Scrivere in ottica Seo e quindi per i motori di ricerca è tutt’altra cosa rispetto alla scrittura tradizionale per l’editoria. Questo anche perché è il lettore della rete ad essere differente rispetto a chi legge un quotidiano cartaceo, ad esempio. Chi naviga sul web vuole immediatezza, si aspetta di trovare subito quello che sta cercando. Non vuole perdersi dietro troppi fronzoli.

Ecco perché lo stile di chi scrive per il web deve essere prima di tutto chiaro, conciso, diretto, in generale. Poi più nello specifico scrivere un testo per il web in ottica Seo implica una serie di accorgimenti più tecnici; dall’utilizzo di determinati tag e meta tag(paragrafi, title, meta title) ai link che rimandino ad approfondimenti, tanto al proprio sito quanto a portali esterni; e poi ancora grassetti, corsivo, elenchi numerati (tanto amati da Google) e, per ultimo, ma non meno importati, la ripetizione delle keyword.

La parola chiave intorno a cui ruota il testo e sulla quale si vuole essere indicizzati. Quante volte la keyword deve essere ripetuta? La parola chiave deve essere ripetuta il giusto numero di volte, quindi in modo tale che chi legge non venga disturbato da ripetizioni eccessive. La ridondanza può essere nemica del risultato finale. Che è quello di posizionare bene un contenuto di testo nei risultati di Google.

Qual’è il legame tra la SEO e il social media marketing?

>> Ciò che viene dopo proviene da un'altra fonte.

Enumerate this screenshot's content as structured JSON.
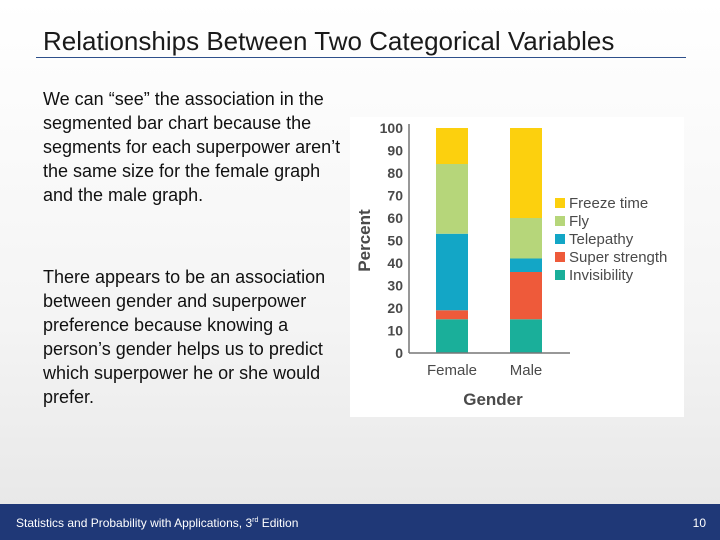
{
  "slide": {
    "title": "Relationships Between Two Categorical Variables",
    "paragraph1": "We can “see” the association in the segmented bar chart because the segments for each superpower aren’t the same size for the female graph and the male graph.",
    "paragraph2": "There appears to be an association between gender and superpower preference because knowing a person’s gender helps us to predict which superpower he or she would prefer."
  },
  "footer": {
    "book_prefix": "Statistics and Probability with Applications, 3",
    "edition_sup": "rd",
    "book_suffix": " Edition",
    "page_number": "10"
  },
  "chart_data": {
    "type": "bar",
    "stacked": true,
    "xlabel": "Gender",
    "ylabel": "Percent",
    "ylim": [
      0,
      100
    ],
    "yticks": [
      "0",
      "10",
      "20",
      "30",
      "40",
      "50",
      "60",
      "70",
      "80",
      "90",
      "100"
    ],
    "categories": [
      "Female",
      "Male"
    ],
    "legend_position": "right",
    "series": [
      {
        "name": "Invisibility",
        "color": "#1aaf9a",
        "values": [
          15,
          15
        ]
      },
      {
        "name": "Super strength",
        "color": "#ee5a3a",
        "values": [
          4,
          21
        ]
      },
      {
        "name": "Telepathy",
        "color": "#13a6c6",
        "values": [
          34,
          6
        ]
      },
      {
        "name": "Fly",
        "color": "#b6d67a",
        "values": [
          31,
          18
        ]
      },
      {
        "name": "Freeze time",
        "color": "#fcd00e",
        "values": [
          16,
          40
        ]
      }
    ]
  }
}
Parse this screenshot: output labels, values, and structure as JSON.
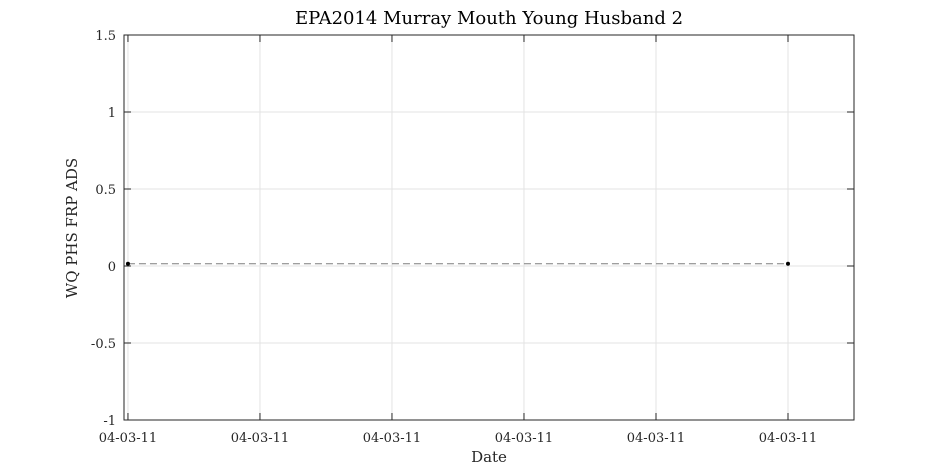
{
  "chart_data": {
    "type": "line",
    "title": "EPA2014 Murray Mouth Young Husband 2",
    "xlabel": "Date",
    "ylabel": "WQ PHS FRP ADS",
    "x_tick_labels": [
      "04-03-11",
      "04-03-11",
      "04-03-11",
      "04-03-11",
      "04-03-11",
      "04-03-11"
    ],
    "y_tick_labels": [
      "-1",
      "-0.5",
      "0",
      "0.5",
      "1",
      "1.5"
    ],
    "ylim": [
      -1,
      1.5
    ],
    "y_ticks": [
      -1,
      -0.5,
      0,
      0.5,
      1,
      1.5
    ],
    "xlim": [
      -0.03,
      5.5
    ],
    "x_ticks": [
      0,
      1,
      2,
      3,
      4,
      5
    ],
    "grid": true,
    "series": [
      {
        "x": [
          0,
          5
        ],
        "y": [
          0.015,
          0.015
        ],
        "line_style": "dashed",
        "marker": "dot",
        "color": "#7f7f7f",
        "marker_color": "#000000"
      }
    ]
  }
}
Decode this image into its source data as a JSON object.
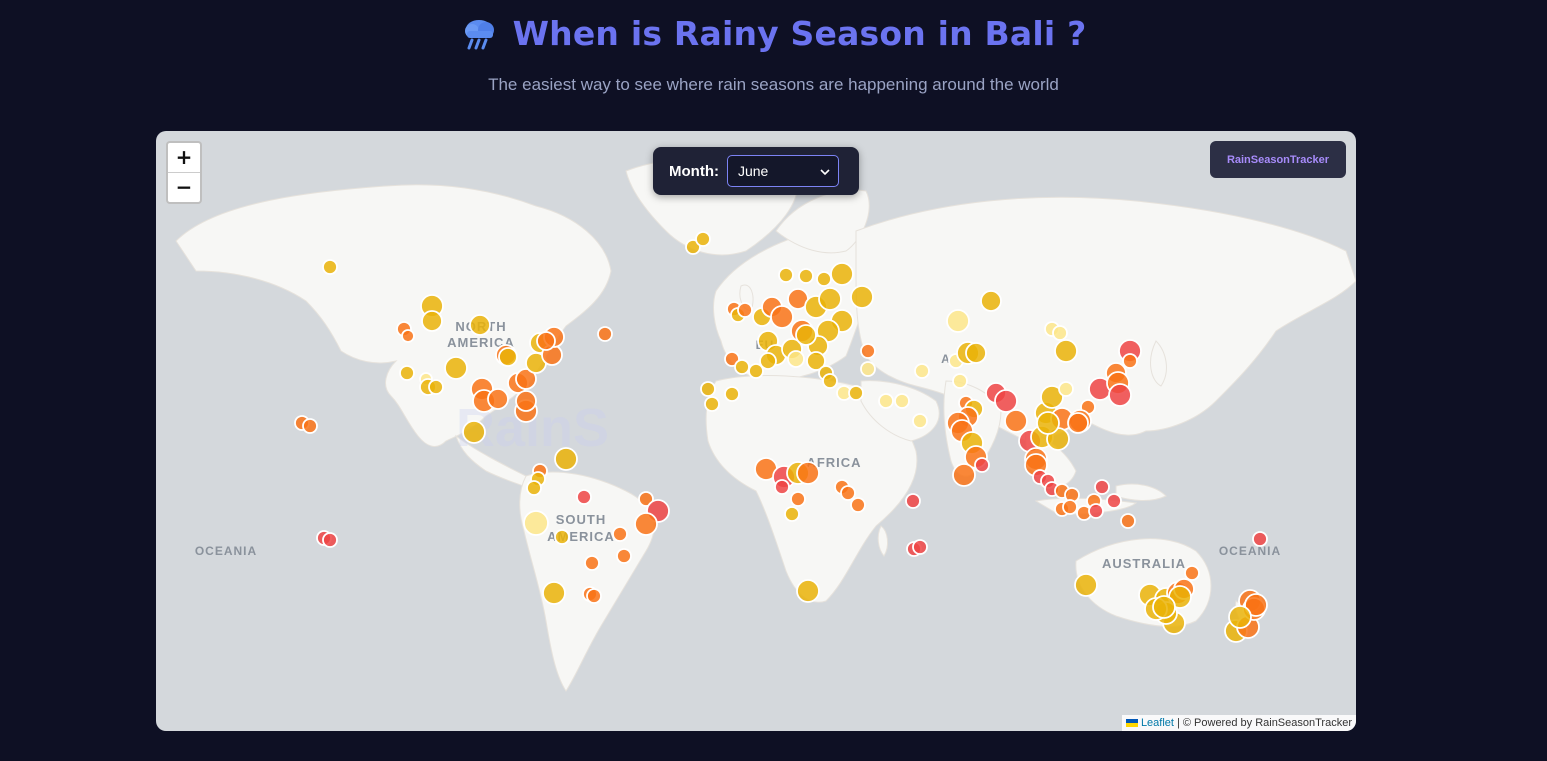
{
  "header": {
    "title": "When is Rainy Season in Bali ?",
    "subtitle": "The easiest way to see where rain seasons are happening around the world",
    "icon": "rain-cloud-icon",
    "title_color": "#6b73f0"
  },
  "map": {
    "zoom_in_label": "+",
    "zoom_out_label": "−",
    "month_label": "Month:",
    "month_value": "June",
    "brand_label": "RainSeasonTracker",
    "attribution_link": "Leaflet",
    "attribution_text": "| © Powered by RainSeasonTracker",
    "watermark": "RainS",
    "region_labels": [
      {
        "line1": "NORTH",
        "line2": "AMERICA"
      },
      {
        "line1": "SOUTH",
        "line2": "AMERICA"
      },
      {
        "line1": "AFRICA"
      },
      {
        "line1": "AUSTRALIA"
      },
      {
        "line1": "OCEANIA"
      },
      {
        "line1": "OCEANIA"
      },
      {
        "line1": "EU"
      },
      {
        "line1": "A"
      }
    ],
    "colors": {
      "water": "#d4d8dc",
      "land": "#f7f7f5",
      "rain_low": "#fde68a",
      "rain_mid": "#eab308",
      "rain_high": "#f97316",
      "rain_max": "#ef4444"
    }
  }
}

Diverse sono le opinioni a riguardo. C’è chi sostiene che vi sia un legame diretto tra Seo e social media e chi invece pensa l’opposto. L’opinione comune ritiene che una certa influenza dei social network sul posizionamento ci sia. Ovviamente i link che arrivano dai social media non vanno a influenzare direttamente il posizionamento organico di un sito sui motori di ricerca.

Anche perché, in base a quanto dichiarato da Google stesso, i link condivisi su Facebook e Twitter sono rilevanti nel restituire all’utente i risultati della ricerca per un determinato contenuto.

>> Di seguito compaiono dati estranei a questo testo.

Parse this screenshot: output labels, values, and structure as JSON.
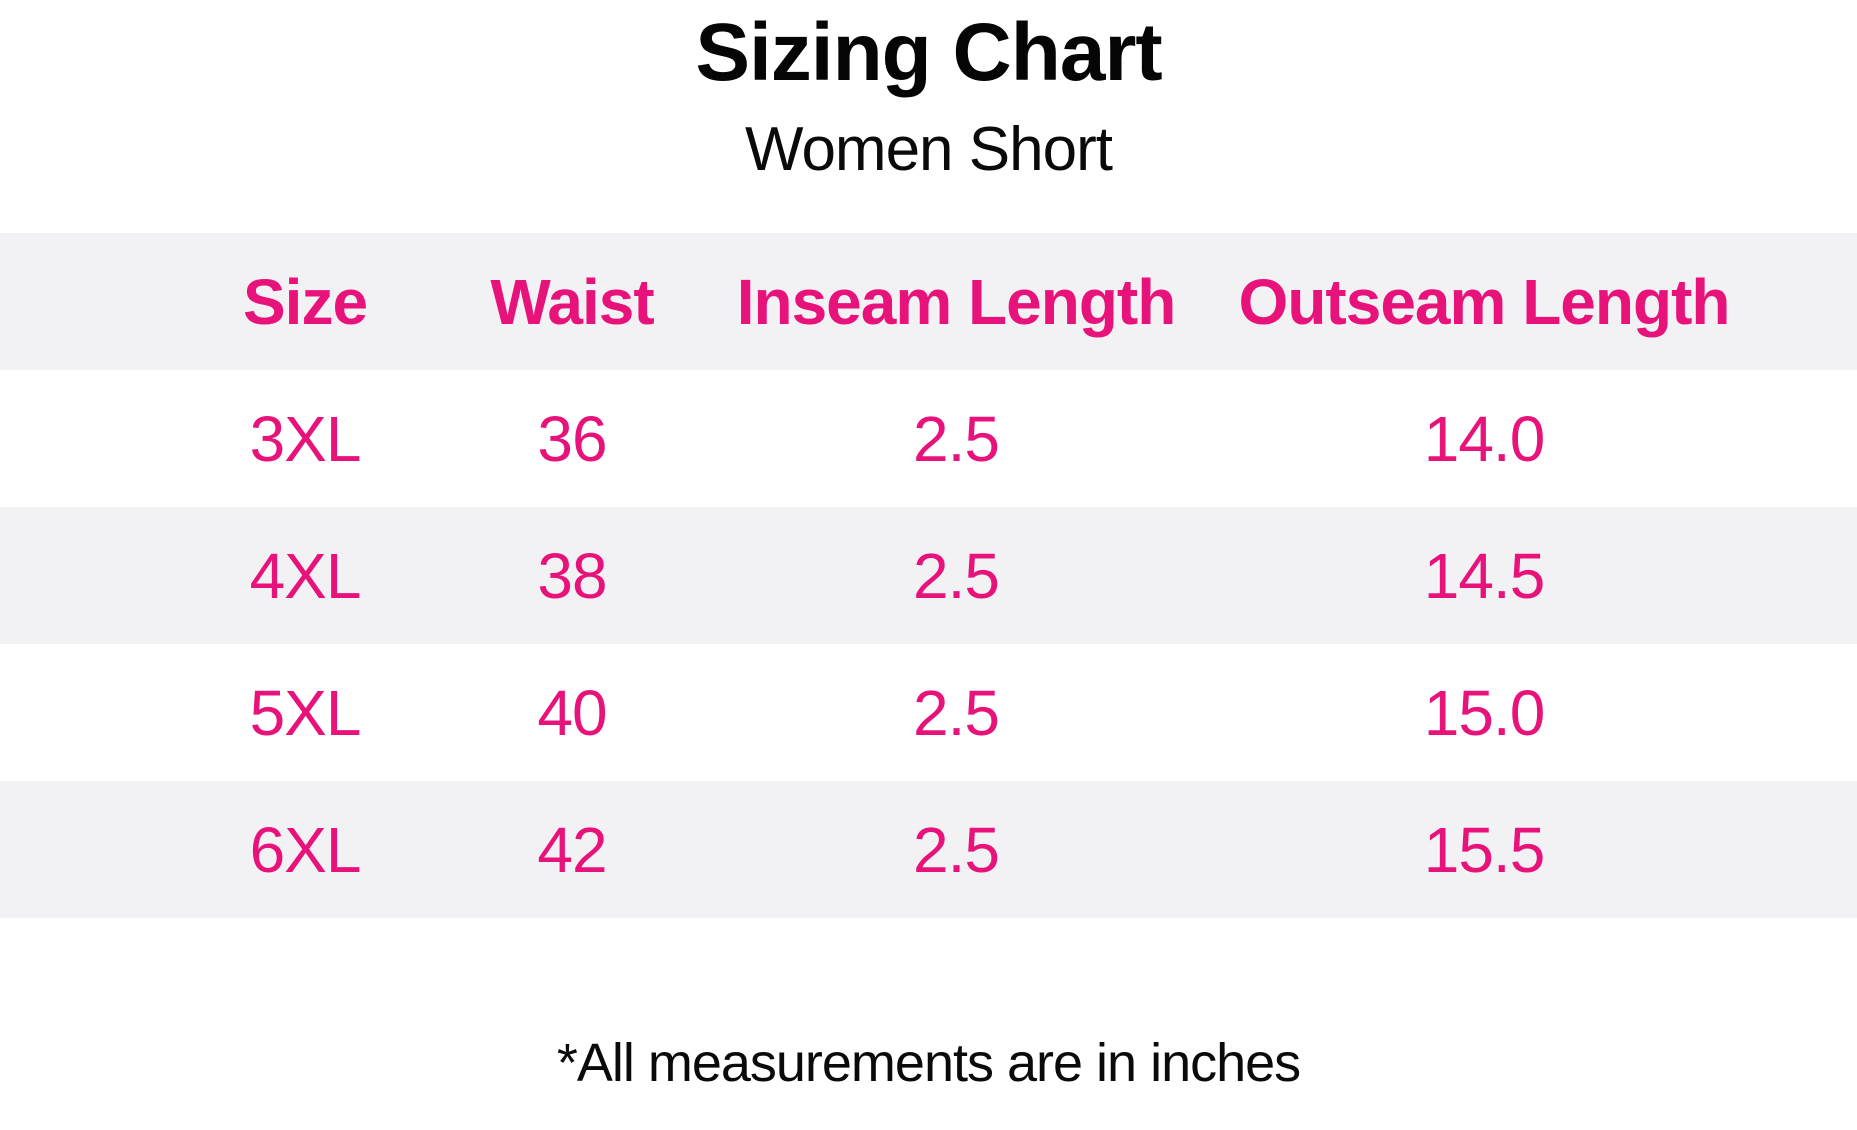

Di conseguenza una buona gestione dei social può favorire il posizionamento di un sito sui motori di ricerca. E oltre a questo si va inevitabilmente a creare un riscontro positivo in termine di crescita del brand. Un articolo di un sito che riceve 10mila condivisioni sui social network crea comunque un vantaggio enorme dal punto di vista del branding, al di là dell’indicizzazione.

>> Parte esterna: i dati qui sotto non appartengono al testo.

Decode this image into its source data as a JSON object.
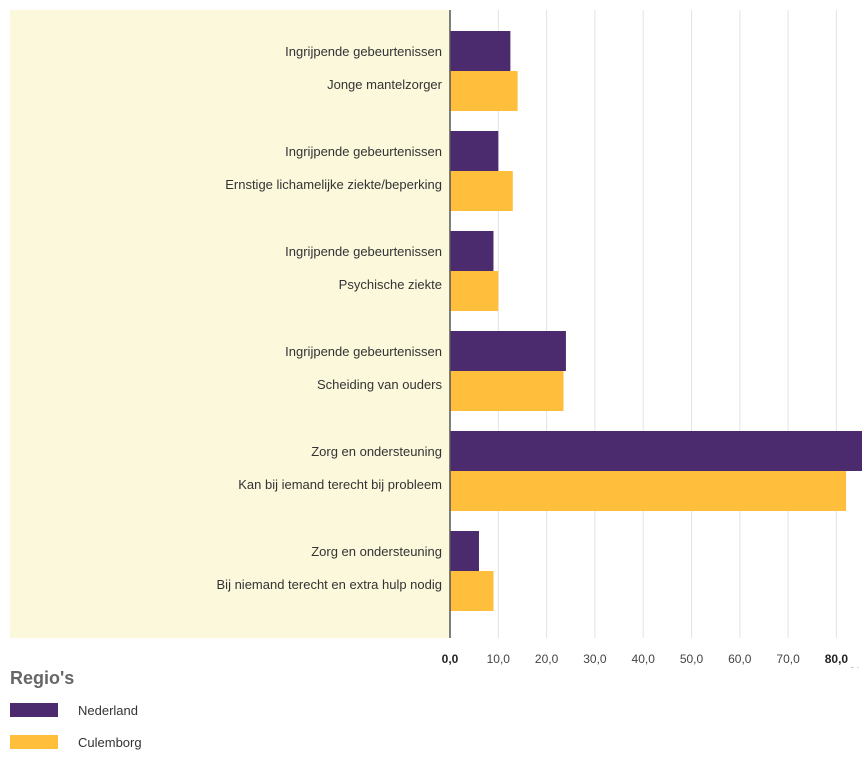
{
  "chart_data": {
    "type": "bar",
    "orientation": "horizontal",
    "categories": [
      {
        "group": "Ingrijpende gebeurtenissen",
        "label": "Jonge mantelzorger"
      },
      {
        "group": "Ingrijpende gebeurtenissen",
        "label": "Ernstige lichamelijke ziekte/beperking"
      },
      {
        "group": "Ingrijpende gebeurtenissen",
        "label": "Psychische ziekte"
      },
      {
        "group": "Ingrijpende gebeurtenissen",
        "label": "Scheiding van ouders"
      },
      {
        "group": "Zorg en ondersteuning",
        "label": "Kan bij iemand terecht bij probleem"
      },
      {
        "group": "Zorg en ondersteuning",
        "label": "Bij niemand terecht en extra hulp nodig"
      }
    ],
    "series": [
      {
        "name": "Nederland",
        "color": "#4b2a6e",
        "values": [
          12.5,
          10.0,
          9.0,
          24.0,
          87.0,
          6.0
        ]
      },
      {
        "name": "Culemborg",
        "color": "#ffbe3c",
        "values": [
          14.0,
          13.0,
          10.0,
          23.5,
          82.0,
          9.0
        ]
      }
    ],
    "x_ticks": [
      "0,0",
      "10,0",
      "20,0",
      "30,0",
      "40,0",
      "50,0",
      "60,0",
      "70,0",
      "80,0"
    ],
    "x_unit": "%",
    "xlim": [
      0,
      85
    ],
    "grid": true,
    "legend": {
      "title": "Regio's",
      "placement": "bottom-left"
    }
  }
}
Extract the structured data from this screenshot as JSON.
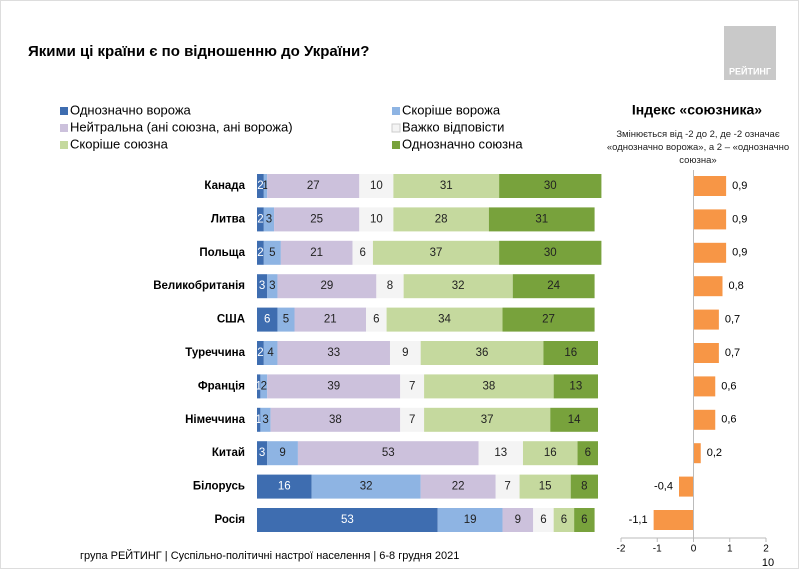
{
  "title": "Якими ці країни є по відношенню до України?",
  "logo": "РЕЙТИНГ",
  "footer": "група РЕЙТИНГ | Суспільно-політичні настрої населення  | 6-8 грудня 2021",
  "page_number": "10",
  "chart_data": [
    {
      "type": "stacked-bar",
      "categories": [
        "Канада",
        "Литва",
        "Польща",
        "Великобританія",
        "США",
        "Туреччина",
        "Франція",
        "Німеччина",
        "Китай",
        "Білорусь",
        "Росія"
      ],
      "xlim": [
        0,
        100
      ],
      "series": [
        {
          "name": "Однозначно ворожа",
          "color": "#3e6db0",
          "values": [
            2,
            2,
            2,
            3,
            6,
            2,
            1,
            1,
            3,
            16,
            53
          ]
        },
        {
          "name": "Скоріше ворожа",
          "color": "#8eb4e3",
          "values": [
            1,
            3,
            5,
            3,
            5,
            4,
            2,
            3,
            9,
            32,
            19
          ]
        },
        {
          "name": "Нейтральна (ані союзна, ані ворожа)",
          "color": "#ccc1dc",
          "values": [
            27,
            25,
            21,
            29,
            21,
            33,
            39,
            38,
            53,
            22,
            9
          ]
        },
        {
          "name": "Важко відповісти",
          "color": "#f4f4f4",
          "values": [
            10,
            10,
            6,
            8,
            6,
            9,
            7,
            7,
            13,
            7,
            6
          ]
        },
        {
          "name": "Скоріше союзна",
          "color": "#c5d99e",
          "values": [
            31,
            28,
            37,
            32,
            34,
            36,
            38,
            37,
            16,
            15,
            6
          ]
        },
        {
          "name": "Однозначно союзна",
          "color": "#78a23c",
          "values": [
            30,
            31,
            30,
            24,
            27,
            16,
            13,
            14,
            6,
            8,
            6
          ]
        }
      ]
    },
    {
      "type": "index-bar",
      "title": "Індекс «союзника»",
      "subtitle": "Змінюється від -2 до 2, де -2 означає «однозначно ворожа», а 2 – «однозначно союзна»",
      "color": "#f79646",
      "values": [
        0.9,
        0.9,
        0.9,
        0.8,
        0.7,
        0.7,
        0.6,
        0.6,
        0.2,
        -0.4,
        -1.1
      ],
      "value_labels": [
        "0,9",
        "0,9",
        "0,9",
        "0,8",
        "0,7",
        "0,7",
        "0,6",
        "0,6",
        "0,2",
        "-0,4",
        "-1,1"
      ],
      "xlim": [
        -2,
        2
      ],
      "xticks": [
        -2,
        -1,
        0,
        1,
        2
      ]
    }
  ]
}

In quest’ottica, continua a sussistere la cemtralità dei contenuti.

La Seo si è diffusa proprio per questo, a seguito della decisione di Google e dei principali motori di ricerca di favorire i contenuti di qualità. Da quando internet è nato si era assistito, durante gli anni passati, ad una corsa sfrenata alla quantità; avere più link possibili, più contenuti di testo possibili, più citazioni possibili.

Senza un filtro sulla povenienza del link, su come erano scritti gli articoli. In sostanza solo quantità e zero qualità. A cambiare le regole del gioco sono stati soprattutto due algoritmi di Google introdotti negli ultimi anni e che sono: Panda e Penguin. Google Panda è stato lanciato nel 2011 per andare a classificare in modo del tutto diverso i siti nei risultati dei motori di ricerca: in sostanza si andò a penalizzare tutti quei siti che presentavano contenuti di scarso valore, di qualità bassa, non interessanti.

Per non parlare dei contenuti copiati. Si lanciava così la corsa al contenuto di valore. A distanza di un anno arrivò Google Penguin: che implementava il suo predecessore nello stanare siti di bassa qualità penalizzando chi metteva in essere pratiche scorrette. In particolare chi, preso dal terrore per la novità arrivata da Panda, aveva fatto ricorso eccessivo a pratiche di Seo (anche quelle non lecite) per arrivare ad una ottimizzazione esasperata. Soprattutto in termini di link building: quindi di backlinks ricevuti da altri siti in modo non corretto e naturale; o da siti di scarsa qualità tanto per fare numero.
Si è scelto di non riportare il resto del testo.